Finalmente, esse perfil biográfico responde a certo número de questões, mas sugere outras. Trato agora de algumas dessas questões sugeridas. A história da ciência tem se enriquecido pela tomada em consideração do papel dos contextos locais na produção da ciência. Nossos casos são evidências que Paris, Berkeley, Heidelberg, Itália ou Estados Unidos podem ter tido nessa história papeis bem diferentes. A própria existência de um ambiente favorável à investigação em fundamentos, nos Estados Unidos, demanda explicação, pois ela desafia a literatura histórica disponível que enfatiza o pragmatismo e a Guerra Fria como fatores que conformaram a Física norte-americana contra pesquisas filosoficamente inclinadas e a favor de pesquisas aplicadas.27 Contudo, como Bromberg (2006) tem mostrado, a Física aplicada não foi contraditória com a Física de fundamentos, no caso da Ótica Quântica nos Estados Unidos. Kaiser, em American physics and the cold war bubble, livro em preparação, explora como períodos diferentes da Guerra Fria interagiam diferentemente com a Física norte-americana.
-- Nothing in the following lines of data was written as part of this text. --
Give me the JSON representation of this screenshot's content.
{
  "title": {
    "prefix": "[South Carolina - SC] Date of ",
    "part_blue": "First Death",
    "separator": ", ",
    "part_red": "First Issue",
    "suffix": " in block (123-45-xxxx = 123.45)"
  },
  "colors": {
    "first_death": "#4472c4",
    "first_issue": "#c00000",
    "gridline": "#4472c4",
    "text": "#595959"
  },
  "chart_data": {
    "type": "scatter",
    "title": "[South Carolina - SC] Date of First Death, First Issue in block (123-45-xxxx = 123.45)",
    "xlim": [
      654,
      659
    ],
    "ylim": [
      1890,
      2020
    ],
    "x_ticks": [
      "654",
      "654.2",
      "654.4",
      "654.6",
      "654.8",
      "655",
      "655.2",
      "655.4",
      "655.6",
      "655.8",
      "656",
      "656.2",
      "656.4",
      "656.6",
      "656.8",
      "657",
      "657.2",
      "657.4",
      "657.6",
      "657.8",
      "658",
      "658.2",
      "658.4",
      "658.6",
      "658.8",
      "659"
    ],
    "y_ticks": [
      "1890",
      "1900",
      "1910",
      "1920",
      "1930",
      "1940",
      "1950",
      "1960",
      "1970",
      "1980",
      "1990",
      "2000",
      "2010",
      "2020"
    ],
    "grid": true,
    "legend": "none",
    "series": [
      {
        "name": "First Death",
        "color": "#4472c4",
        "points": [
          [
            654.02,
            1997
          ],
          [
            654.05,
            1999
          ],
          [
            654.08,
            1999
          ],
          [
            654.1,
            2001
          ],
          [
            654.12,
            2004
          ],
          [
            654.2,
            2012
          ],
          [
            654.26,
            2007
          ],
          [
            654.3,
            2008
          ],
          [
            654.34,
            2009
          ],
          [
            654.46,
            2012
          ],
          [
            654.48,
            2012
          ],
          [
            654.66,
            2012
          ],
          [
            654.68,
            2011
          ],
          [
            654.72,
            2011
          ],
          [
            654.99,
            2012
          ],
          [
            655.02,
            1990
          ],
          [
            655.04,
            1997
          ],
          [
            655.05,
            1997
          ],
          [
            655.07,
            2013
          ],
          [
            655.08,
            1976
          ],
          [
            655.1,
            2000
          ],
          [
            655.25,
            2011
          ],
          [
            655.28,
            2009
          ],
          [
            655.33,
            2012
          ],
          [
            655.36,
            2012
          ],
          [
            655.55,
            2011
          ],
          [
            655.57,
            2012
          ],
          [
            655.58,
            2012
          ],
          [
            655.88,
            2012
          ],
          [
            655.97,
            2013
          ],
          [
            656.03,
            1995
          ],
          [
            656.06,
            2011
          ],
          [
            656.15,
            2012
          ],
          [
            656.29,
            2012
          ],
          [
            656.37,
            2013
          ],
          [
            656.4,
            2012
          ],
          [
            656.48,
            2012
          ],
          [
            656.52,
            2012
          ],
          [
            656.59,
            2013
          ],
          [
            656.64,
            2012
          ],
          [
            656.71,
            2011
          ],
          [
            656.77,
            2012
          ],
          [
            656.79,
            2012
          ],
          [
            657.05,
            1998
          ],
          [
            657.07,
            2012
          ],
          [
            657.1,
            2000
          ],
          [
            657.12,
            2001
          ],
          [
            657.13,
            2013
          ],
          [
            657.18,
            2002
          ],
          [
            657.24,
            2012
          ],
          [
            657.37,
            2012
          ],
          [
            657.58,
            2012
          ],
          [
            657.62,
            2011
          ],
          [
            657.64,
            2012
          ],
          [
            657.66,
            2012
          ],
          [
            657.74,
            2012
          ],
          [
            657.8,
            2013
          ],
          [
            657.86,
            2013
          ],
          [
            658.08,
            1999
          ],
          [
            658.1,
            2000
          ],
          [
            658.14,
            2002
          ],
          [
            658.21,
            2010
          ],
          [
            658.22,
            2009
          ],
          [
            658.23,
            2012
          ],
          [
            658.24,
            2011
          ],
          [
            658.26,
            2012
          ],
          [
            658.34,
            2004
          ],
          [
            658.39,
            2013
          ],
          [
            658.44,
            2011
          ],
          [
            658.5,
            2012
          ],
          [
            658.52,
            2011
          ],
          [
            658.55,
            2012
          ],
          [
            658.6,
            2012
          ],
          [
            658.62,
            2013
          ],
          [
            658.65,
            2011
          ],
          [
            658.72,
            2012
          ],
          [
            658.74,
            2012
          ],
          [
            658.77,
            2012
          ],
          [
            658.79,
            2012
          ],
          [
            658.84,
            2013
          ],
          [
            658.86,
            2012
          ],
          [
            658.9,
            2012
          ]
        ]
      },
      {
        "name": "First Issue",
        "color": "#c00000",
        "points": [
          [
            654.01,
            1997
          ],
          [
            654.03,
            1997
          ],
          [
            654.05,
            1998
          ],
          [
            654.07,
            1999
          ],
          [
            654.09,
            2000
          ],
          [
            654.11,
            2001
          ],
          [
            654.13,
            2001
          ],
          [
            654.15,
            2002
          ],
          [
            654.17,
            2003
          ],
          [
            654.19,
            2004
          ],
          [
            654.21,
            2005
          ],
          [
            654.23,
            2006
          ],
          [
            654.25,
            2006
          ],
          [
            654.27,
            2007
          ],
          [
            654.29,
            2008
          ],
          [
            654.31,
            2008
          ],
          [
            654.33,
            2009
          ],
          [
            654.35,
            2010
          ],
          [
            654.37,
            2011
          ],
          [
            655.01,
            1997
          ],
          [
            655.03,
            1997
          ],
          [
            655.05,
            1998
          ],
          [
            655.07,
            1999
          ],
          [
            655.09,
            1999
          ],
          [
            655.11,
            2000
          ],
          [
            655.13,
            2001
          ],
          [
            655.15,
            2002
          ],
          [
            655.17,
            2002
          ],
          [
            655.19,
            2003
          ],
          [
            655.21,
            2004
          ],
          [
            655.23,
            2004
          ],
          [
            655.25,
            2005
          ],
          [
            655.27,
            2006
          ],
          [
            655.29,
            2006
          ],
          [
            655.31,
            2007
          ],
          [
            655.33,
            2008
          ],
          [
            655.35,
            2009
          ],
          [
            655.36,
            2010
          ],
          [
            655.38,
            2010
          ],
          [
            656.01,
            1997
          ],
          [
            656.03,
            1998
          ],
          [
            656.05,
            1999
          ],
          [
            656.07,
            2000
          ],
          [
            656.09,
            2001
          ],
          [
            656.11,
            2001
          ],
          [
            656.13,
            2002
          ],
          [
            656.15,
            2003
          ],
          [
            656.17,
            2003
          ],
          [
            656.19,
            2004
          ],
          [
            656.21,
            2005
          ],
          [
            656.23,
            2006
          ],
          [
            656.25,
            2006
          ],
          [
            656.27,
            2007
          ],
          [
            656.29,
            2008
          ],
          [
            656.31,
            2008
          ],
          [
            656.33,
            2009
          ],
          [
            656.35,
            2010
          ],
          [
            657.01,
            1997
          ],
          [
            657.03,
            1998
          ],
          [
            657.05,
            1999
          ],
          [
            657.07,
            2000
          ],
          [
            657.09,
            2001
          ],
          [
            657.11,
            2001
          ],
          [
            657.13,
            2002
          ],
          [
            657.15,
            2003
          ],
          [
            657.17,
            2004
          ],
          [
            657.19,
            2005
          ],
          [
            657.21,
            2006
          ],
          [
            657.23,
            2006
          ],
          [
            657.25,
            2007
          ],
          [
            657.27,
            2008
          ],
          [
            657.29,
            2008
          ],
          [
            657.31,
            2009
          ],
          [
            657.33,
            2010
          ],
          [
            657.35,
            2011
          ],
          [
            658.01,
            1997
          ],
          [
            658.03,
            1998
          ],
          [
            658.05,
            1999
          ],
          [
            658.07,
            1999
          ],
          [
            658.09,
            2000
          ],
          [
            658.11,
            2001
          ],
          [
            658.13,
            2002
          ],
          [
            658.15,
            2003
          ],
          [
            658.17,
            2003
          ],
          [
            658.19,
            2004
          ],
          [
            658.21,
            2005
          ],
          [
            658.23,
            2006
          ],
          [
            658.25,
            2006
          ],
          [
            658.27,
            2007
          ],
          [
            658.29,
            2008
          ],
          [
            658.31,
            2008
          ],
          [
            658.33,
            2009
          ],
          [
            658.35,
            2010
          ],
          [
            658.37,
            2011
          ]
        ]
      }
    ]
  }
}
A segunda questão diz respeito às premissas filosóficas de nossos protagonistas. Exceto, talvez, para Rosenfeld e Wigner, nossos protagonistas, pelo menos na época considerada, estavam comprometidos com uma ou outra variante do realismo científico. Isto parece ter sido uma grande mudança quando comparada com as tendências filosóficas influentes na construção da mecânica quântica. Em artigo mais antigo, Brush (1980) tentou explicar essa mudança sugerindo a existência de oscilações cíclicas entre períodos “românticos” e “realistas” na ciência e na cultura do Ocidente. Por fim, a metáfora da dissidência pode ser um conceito útil em períodos outros da história da mecânica quântica do que esse em torno de 1970? A literatura sugere que ela pode ser adequada a casos anteriores, como os de David Bohm e Hugh Everett, na década de 1950 (FREIRE, 2005; OSNAGHI; FREITAS; FREIRE, 2009). É menos certo que ela possa se revelar útil em períodos posteriores porque, nesses momentos mais recentes, pode ter crescido o número de físicos teóricos e experimentais trabalhando em fundamentos da mecânica quântica e, ao mesmo tempo, apoiando a interpretação da complementaridade. Ademais, as promessas de aplicações tecnológicas no campo da informação quântica têm mudado o cenário do campo de pesquisas em fundamentos. Todas essas questões requerem mais pesquisa histórica.
Agradecimentos
Traduzido pelo próprio autor, a partir de Quantum dissidents: research on the foundations of quantum theory circa 1970, Studies in history and philosophy of modern physics (n. 40, p. 280-289, 2009), com permissão de Elsevier. Versões preliminares foram apresentadas: na HQ2 Conference on the History of Qantum Physics, 14 a 17 de julho, Utrecht; no Workshop Teoria Quântica: estudos históricos e implicações culturais, 15 a17 de dezembro de 2008, Campina Grande; e no Instituto Max Planck para a História da Ciência, 17 de julho de 2009, Berlim. Esta pesquisa foi apoiada pelo Conselho Nacional de Desenvolvimento Científico e Tecnológico (CNPq) e Fundação de Amparo à Pesquisa do Estado da Bahia (FAPESB). Agradeço a Joan Bromberg e Fábio Freitas, por seus comentários, e a dois árbitros anônimos da revista, pela cuidadosa análise crítica desse artigo.